By Phin Upham
The 70s were a strange time for race relations. African Americans were looking for ways to differentiate themselves from the rest of the American community, finding new roots in order to deal with a troubled past. It was this attitude that led to the formation of black-owned entrepreneurial organizations that were focused on African American musicians. These groups trained session musicians and producers to arrange albums from prominent black artists of the time.
The movement became a commercialized boom of “race” music, alongside the commercial “blaxploitation” of Hollywood.
Thus was born soul, from the revival of gospel and doo-wap. There was also a mixing of the races, with white and black coming together for the first time through a mutual love of sound. Soul music helped perpetuate the idea that black culture was neither evil nor degrading.

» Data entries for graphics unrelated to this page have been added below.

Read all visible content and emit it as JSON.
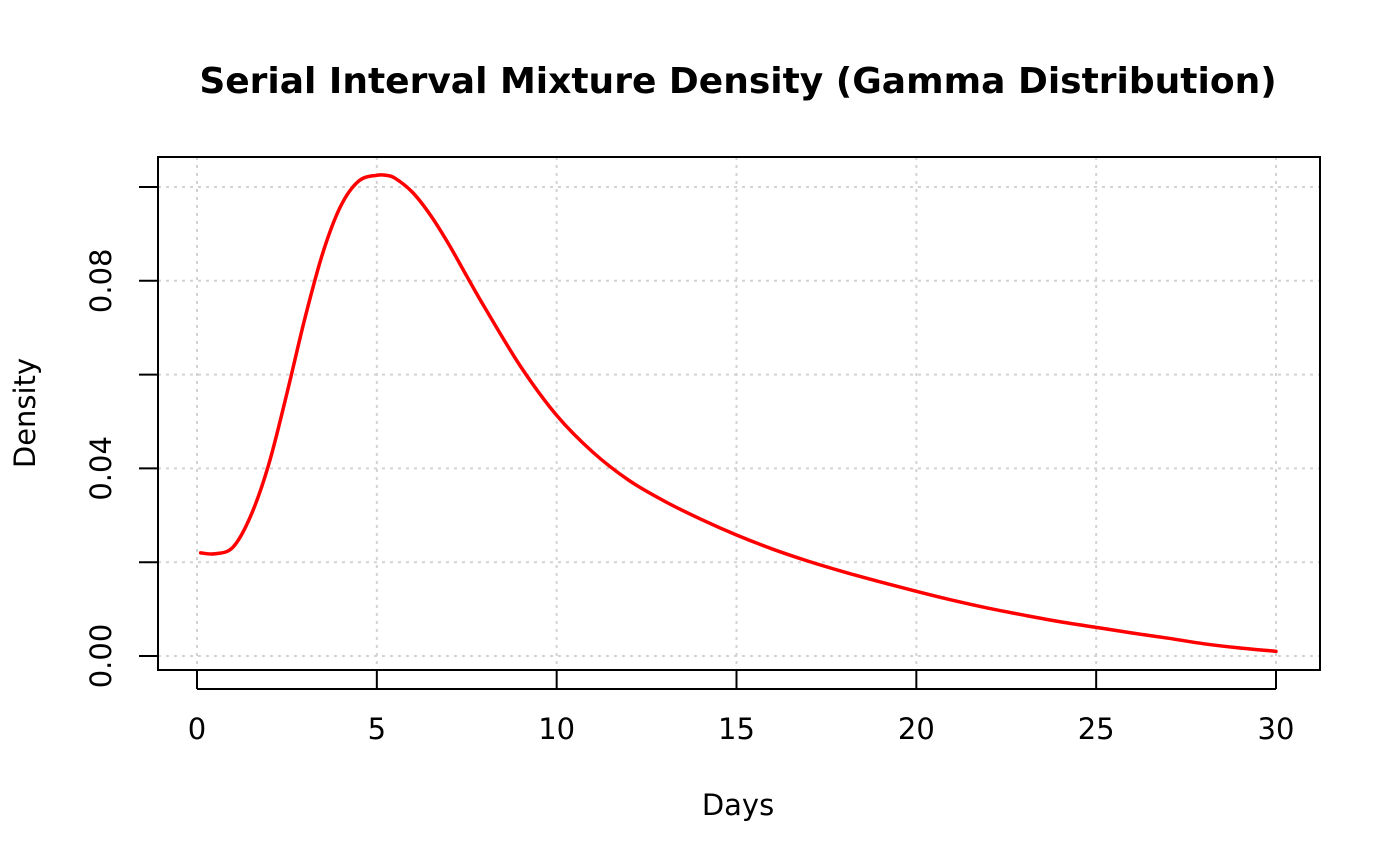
{
  "chart_data": {
    "type": "line",
    "title": "Serial Interval Mixture Density (Gamma Distribution)",
    "xlabel": "Days",
    "ylabel": "Density",
    "xlim": [
      0,
      30
    ],
    "ylim": [
      0,
      0.1
    ],
    "x_ticks": [
      0,
      5,
      10,
      15,
      20,
      25,
      30
    ],
    "x_tick_labels": [
      "0",
      "5",
      "10",
      "15",
      "20",
      "25",
      "30"
    ],
    "y_ticks": [
      0,
      0.02,
      0.04,
      0.06,
      0.08,
      0.1
    ],
    "y_tick_labels": [
      "0.00",
      "",
      "0.04",
      "",
      "0.08",
      ""
    ],
    "grid": true,
    "series": [
      {
        "color": "#ff0000",
        "x": [
          0.1,
          0.5,
          1,
          1.5,
          2,
          2.5,
          3,
          3.5,
          4,
          4.5,
          5,
          5.25,
          5.5,
          6,
          6.5,
          7,
          7.5,
          8,
          9,
          10,
          11,
          12,
          13,
          14,
          15,
          16,
          17,
          18,
          19,
          20,
          21,
          22,
          23,
          24,
          25,
          26,
          27,
          28,
          29,
          30
        ],
        "y": [
          0.022,
          0.0218,
          0.0232,
          0.03,
          0.041,
          0.056,
          0.072,
          0.086,
          0.096,
          0.1013,
          0.1025,
          0.1025,
          0.1019,
          0.0988,
          0.0939,
          0.0878,
          0.081,
          0.0743,
          0.0617,
          0.0513,
          0.0435,
          0.0375,
          0.033,
          0.0292,
          0.0258,
          0.0228,
          0.0202,
          0.0179,
          0.0158,
          0.0138,
          0.0119,
          0.0102,
          0.0087,
          0.0073,
          0.0061,
          0.0049,
          0.0038,
          0.0026,
          0.0017,
          0.001
        ]
      }
    ]
  }
}
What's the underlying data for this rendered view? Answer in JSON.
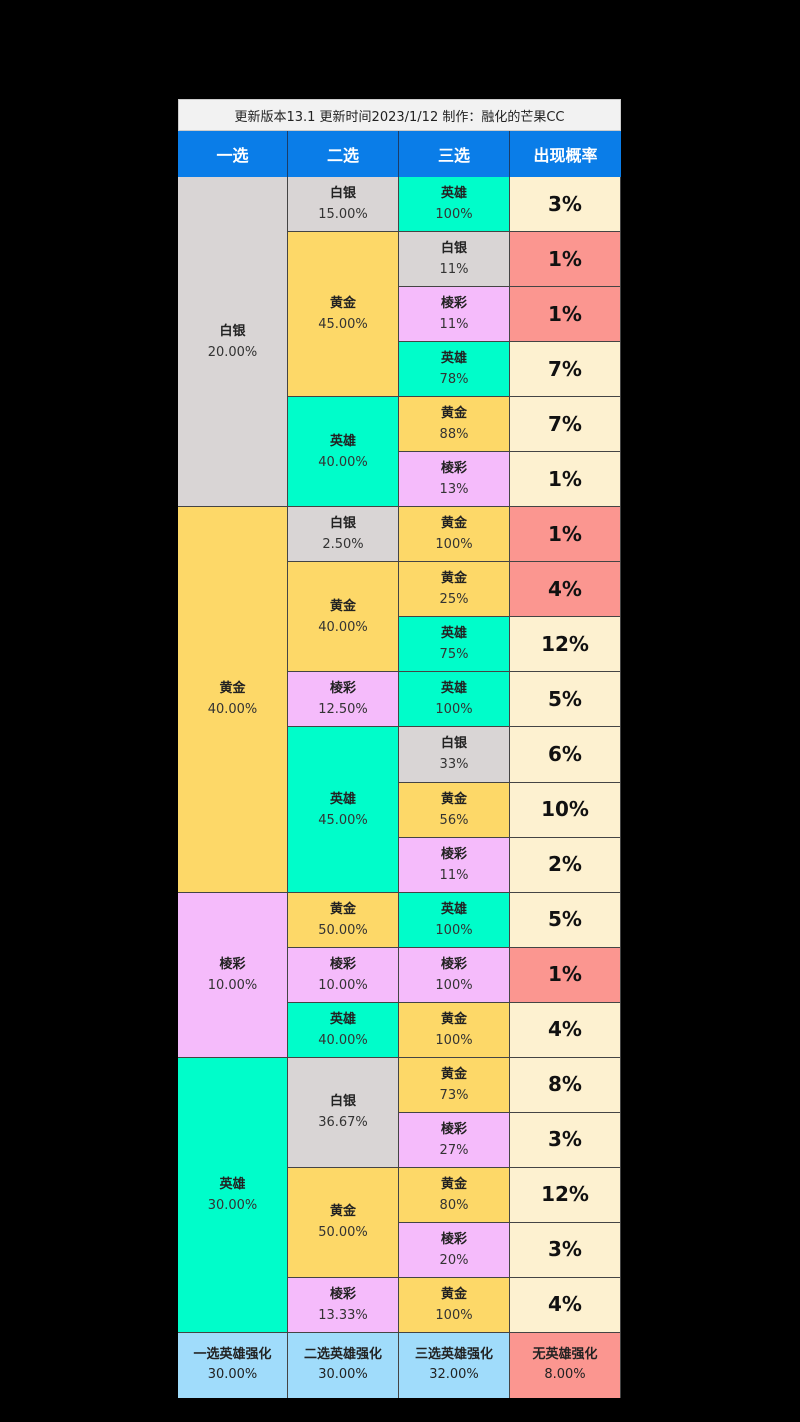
{
  "title": "更新版本13.1  更新时间2023/1/12  制作：融化的芒果CC",
  "colors": {
    "白银": "#d9d5d5",
    "黄金": "#fdd868",
    "棱彩": "#f5bbfb",
    "英雄": "#00fdca",
    "prob": "#fdf1d0",
    "prob_low": "#fb9690",
    "header": "#0a7de8",
    "footer": "#a0dcfb"
  },
  "headers": [
    "一选",
    "二选",
    "三选",
    "出现概率"
  ],
  "first": [
    {
      "name": "白银",
      "pct": "20.00%",
      "span": 6
    },
    {
      "name": "黄金",
      "pct": "40.00%",
      "span": 7
    },
    {
      "name": "棱彩",
      "pct": "10.00%",
      "span": 3
    },
    {
      "name": "英雄",
      "pct": "30.00%",
      "span": 5
    }
  ],
  "second": [
    {
      "name": "白银",
      "pct": "15.00%",
      "span": 1
    },
    {
      "name": "黄金",
      "pct": "45.00%",
      "span": 3
    },
    {
      "name": "英雄",
      "pct": "40.00%",
      "span": 2
    },
    {
      "name": "白银",
      "pct": "2.50%",
      "span": 1
    },
    {
      "name": "黄金",
      "pct": "40.00%",
      "span": 2
    },
    {
      "name": "棱彩",
      "pct": "12.50%",
      "span": 1
    },
    {
      "name": "英雄",
      "pct": "45.00%",
      "span": 3
    },
    {
      "name": "黄金",
      "pct": "50.00%",
      "span": 1
    },
    {
      "name": "棱彩",
      "pct": "10.00%",
      "span": 1
    },
    {
      "name": "英雄",
      "pct": "40.00%",
      "span": 1
    },
    {
      "name": "白银",
      "pct": "36.67%",
      "span": 2
    },
    {
      "name": "黄金",
      "pct": "50.00%",
      "span": 2
    },
    {
      "name": "棱彩",
      "pct": "13.33%",
      "span": 1
    }
  ],
  "rows": [
    {
      "third": "英雄",
      "pct": "100%",
      "prob": "3%",
      "low": false
    },
    {
      "third": "白银",
      "pct": "11%",
      "prob": "1%",
      "low": true
    },
    {
      "third": "棱彩",
      "pct": "11%",
      "prob": "1%",
      "low": true
    },
    {
      "third": "英雄",
      "pct": "78%",
      "prob": "7%",
      "low": false
    },
    {
      "third": "黄金",
      "pct": "88%",
      "prob": "7%",
      "low": false
    },
    {
      "third": "棱彩",
      "pct": "13%",
      "prob": "1%",
      "low": false
    },
    {
      "third": "黄金",
      "pct": "100%",
      "prob": "1%",
      "low": true
    },
    {
      "third": "黄金",
      "pct": "25%",
      "prob": "4%",
      "low": true
    },
    {
      "third": "英雄",
      "pct": "75%",
      "prob": "12%",
      "low": false
    },
    {
      "third": "英雄",
      "pct": "100%",
      "prob": "5%",
      "low": false
    },
    {
      "third": "白银",
      "pct": "33%",
      "prob": "6%",
      "low": false
    },
    {
      "third": "黄金",
      "pct": "56%",
      "prob": "10%",
      "low": false
    },
    {
      "third": "棱彩",
      "pct": "11%",
      "prob": "2%",
      "low": false
    },
    {
      "third": "英雄",
      "pct": "100%",
      "prob": "5%",
      "low": false
    },
    {
      "third": "棱彩",
      "pct": "100%",
      "prob": "1%",
      "low": true
    },
    {
      "third": "黄金",
      "pct": "100%",
      "prob": "4%",
      "low": false
    },
    {
      "third": "黄金",
      "pct": "73%",
      "prob": "8%",
      "low": false
    },
    {
      "third": "棱彩",
      "pct": "27%",
      "prob": "3%",
      "low": false
    },
    {
      "third": "黄金",
      "pct": "80%",
      "prob": "12%",
      "low": false
    },
    {
      "third": "棱彩",
      "pct": "20%",
      "prob": "3%",
      "low": false
    },
    {
      "third": "黄金",
      "pct": "100%",
      "prob": "4%",
      "low": false
    }
  ],
  "footer": [
    {
      "label": "一选英雄强化",
      "pct": "30.00%"
    },
    {
      "label": "二选英雄强化",
      "pct": "30.00%"
    },
    {
      "label": "三选英雄强化",
      "pct": "32.00%"
    },
    {
      "label": "无英雄强化",
      "pct": "8.00%"
    }
  ]
}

There was also the added benefit of rock music, which indirectly helped soul music find popularity among whites who had grown bored with the sounds of mainstream pop. Soul music also became the rallying tune of a growing number of African-American protests playing out across the American landscape. Soul was as much a centerpiece for the club as it was the anthem of a generation.
Soul music draws from gospel influence with choir singing and organ music. It typically features a prominent horn section, and the singers are closer to preachers at times than a lyricist. Today, soul music is not forgotten. A small studio based out of New York is working hard to revive what it calls the “Neo-Soul” movement with acts like the Menahan Street Band, and Sharon Jones and the Dap Kings.